Monday, October 29, 2012

Actually A Great Monday

Today, as you may surmise from this post's title, was not a bad Monday, as Mondays usually are. In fact, it was a great Monday. Most of the reason why today was a great Monday was the fact that geography today was AWESOME.

Put it this way: how awesome is it when your geography professor, at the end of class, mentions that he's going to tell us one more story, and proceeds to relate how he once got arrested by the Soviet police? AWESOME.

Dr. Mikey rocks!

The lecture up to that point had not been dull at all, let me assure you. Today was our third day of covering Russia, and we were learning about the rise and fall of the USSR. Did you know that Lenin was not his original name? Or that Stalin wasn't his original name, either, for that matter? Stalin wasn't even actually Russian. He was from Georgia- no, not that Georgia, not the one next door with the Bulldogs but the one way over in Asia. South of present-day Russia. Yes, Stalin was born there. LOL.

Actually, I think I have read not-so-secret conspiracy theories that Stalin had Lenin murdered, and then calmly served as one of his pallbearers. For some twisted unknown reason, I find that amusing. Dr. Mikey told us how Lenin's body was embalmed and put on display in monument-like tomb of what appeared to be red sandstone (he had pictures) on the Red Square in Moscow. No pictures of dead Lenin, sadly, but I have seen one before, in which he appeared to be rising Frankenstein-like or Dracula-like out of the darkness. Majorly creepy. Anyway, they have to take Lenin out of his air-free glass case every few years and inject more embalming fluid. Yay for nasty details, Dr. Mikey! I also loved the fact that you showed us pictures of reindeer being butchered in Finnland, and I am not at all sarcastic about this.

Dr. Mikey also related, in all its quirky gory glory, about how Leon Trotsky, to escape Stalin, fled to Mexico Of All Places, where he thought he was safe. He was not. He was hunted down by Stalin's agents and his skull was bashed in with an ice pick. An ice pick. Seriously, where do you get an ice pick in Mexico? Russia I can understand, since it is freezing up there. But Mexico...? I sense another conspiracy theory here...

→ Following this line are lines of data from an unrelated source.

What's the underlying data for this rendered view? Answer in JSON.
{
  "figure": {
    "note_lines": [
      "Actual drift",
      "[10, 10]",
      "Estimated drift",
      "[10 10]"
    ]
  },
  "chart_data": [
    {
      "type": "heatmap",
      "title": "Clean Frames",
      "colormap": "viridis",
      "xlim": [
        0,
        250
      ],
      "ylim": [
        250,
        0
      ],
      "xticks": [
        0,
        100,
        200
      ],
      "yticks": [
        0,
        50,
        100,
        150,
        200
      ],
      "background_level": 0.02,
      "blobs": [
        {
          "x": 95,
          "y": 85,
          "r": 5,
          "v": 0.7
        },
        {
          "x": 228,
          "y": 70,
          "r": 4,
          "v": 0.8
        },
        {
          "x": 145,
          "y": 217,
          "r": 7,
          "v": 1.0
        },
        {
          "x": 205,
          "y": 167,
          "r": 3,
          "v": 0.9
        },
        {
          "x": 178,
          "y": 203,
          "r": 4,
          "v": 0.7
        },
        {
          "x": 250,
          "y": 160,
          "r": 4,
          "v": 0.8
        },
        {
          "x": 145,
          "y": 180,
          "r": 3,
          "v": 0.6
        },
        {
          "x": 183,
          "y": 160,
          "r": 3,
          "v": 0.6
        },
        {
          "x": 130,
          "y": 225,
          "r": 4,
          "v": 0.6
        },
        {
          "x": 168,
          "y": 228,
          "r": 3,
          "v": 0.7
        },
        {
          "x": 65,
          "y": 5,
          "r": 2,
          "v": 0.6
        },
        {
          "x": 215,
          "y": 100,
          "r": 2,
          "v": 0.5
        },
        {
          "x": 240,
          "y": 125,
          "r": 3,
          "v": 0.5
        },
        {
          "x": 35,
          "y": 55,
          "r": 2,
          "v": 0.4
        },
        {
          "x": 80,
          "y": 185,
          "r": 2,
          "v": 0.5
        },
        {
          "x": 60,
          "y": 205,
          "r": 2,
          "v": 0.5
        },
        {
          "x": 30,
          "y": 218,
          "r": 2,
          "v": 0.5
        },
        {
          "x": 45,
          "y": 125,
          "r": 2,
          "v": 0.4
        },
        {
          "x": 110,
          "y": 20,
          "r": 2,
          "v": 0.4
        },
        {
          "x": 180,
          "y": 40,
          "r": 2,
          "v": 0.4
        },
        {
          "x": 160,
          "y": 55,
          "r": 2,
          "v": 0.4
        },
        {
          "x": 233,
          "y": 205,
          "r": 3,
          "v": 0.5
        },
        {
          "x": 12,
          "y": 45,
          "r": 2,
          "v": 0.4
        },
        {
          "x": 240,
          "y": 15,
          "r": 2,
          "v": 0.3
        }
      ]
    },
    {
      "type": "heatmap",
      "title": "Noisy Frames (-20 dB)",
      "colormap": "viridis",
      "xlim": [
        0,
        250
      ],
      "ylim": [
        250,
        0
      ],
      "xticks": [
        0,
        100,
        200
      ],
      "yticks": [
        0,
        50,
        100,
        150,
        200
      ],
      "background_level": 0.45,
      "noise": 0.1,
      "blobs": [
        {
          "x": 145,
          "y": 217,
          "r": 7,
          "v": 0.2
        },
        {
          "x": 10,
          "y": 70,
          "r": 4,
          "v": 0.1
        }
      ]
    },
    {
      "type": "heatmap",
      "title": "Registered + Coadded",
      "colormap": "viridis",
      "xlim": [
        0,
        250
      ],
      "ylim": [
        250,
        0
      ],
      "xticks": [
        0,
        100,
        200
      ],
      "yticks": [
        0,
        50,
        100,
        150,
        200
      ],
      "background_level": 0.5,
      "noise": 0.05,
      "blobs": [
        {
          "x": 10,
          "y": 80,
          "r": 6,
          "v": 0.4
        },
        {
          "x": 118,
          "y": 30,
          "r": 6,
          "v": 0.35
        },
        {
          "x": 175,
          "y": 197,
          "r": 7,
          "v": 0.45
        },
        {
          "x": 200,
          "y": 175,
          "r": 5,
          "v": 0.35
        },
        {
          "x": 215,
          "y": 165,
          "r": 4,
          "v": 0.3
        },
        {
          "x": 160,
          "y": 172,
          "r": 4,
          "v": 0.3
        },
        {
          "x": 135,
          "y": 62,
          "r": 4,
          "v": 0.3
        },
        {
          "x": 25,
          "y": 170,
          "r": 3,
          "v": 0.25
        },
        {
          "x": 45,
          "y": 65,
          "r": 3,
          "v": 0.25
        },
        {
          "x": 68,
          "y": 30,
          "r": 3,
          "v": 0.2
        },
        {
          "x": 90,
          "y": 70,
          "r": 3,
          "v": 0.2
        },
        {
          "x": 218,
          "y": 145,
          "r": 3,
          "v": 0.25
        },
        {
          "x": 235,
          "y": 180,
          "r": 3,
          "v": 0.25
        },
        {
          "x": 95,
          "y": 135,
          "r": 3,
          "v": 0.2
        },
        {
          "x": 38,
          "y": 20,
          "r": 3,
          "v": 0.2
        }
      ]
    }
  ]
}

The highlight of the day, however, was unquestionably the story of how Dr. Mikey got arrested in Murmansk (or a town named something along those lines). In those days, to go to the USSR one had to have a visa (he showed us a picture of his), and it was stamped with the names of the towns one could go to. He was there with some Finns and they and their Russian hosts decided to go to some other Russian town for lunch. Surprise, suprise, when they found their little Finnish car surrounded by Soviet police. That had to have been quite frightening in real life, but Dr. Mikey made an amusing story out of it as he related how they spent the next three hours in a courtroom with their Russian hosts arguing with the officials and being guarded by soldiers with AK-47's (or whatever the Russian equivalent of AK-47's are) as if they were a dangerous group of people. After a telephone call to Moscow, they were released. Even so... What a story.

On that excursion, he took pictures of environmental damage due to the Communist environmental policies, or lack thereof, rather. It looked like Mordor with more dead grass. And smog. Mordor with lots of dead grass, mud, and smog. Not at all a pretty site. They were the people who triggered Chernobyl, remember, because they didn't want to let the reactor shut down properly and risk their superintendent's displeasure because that cut off power to Kiev. So they started it back up again before it had shut down properly and... yeah. Bad things happened.

See? I know a little bit of everything.

I take back everything I said at the beginning of this semester about geography being my new nap time. It is now obvious that Dr. Mikey was just having to go over maps for the benefit of the people who are only there for the gen ed requirement (okay, so that's why I'm there, too, but I want to learn it) and that the rest of the class will be great.

Sure hope so. Today became a great Monday, all thanks to you, Dr. Mikey.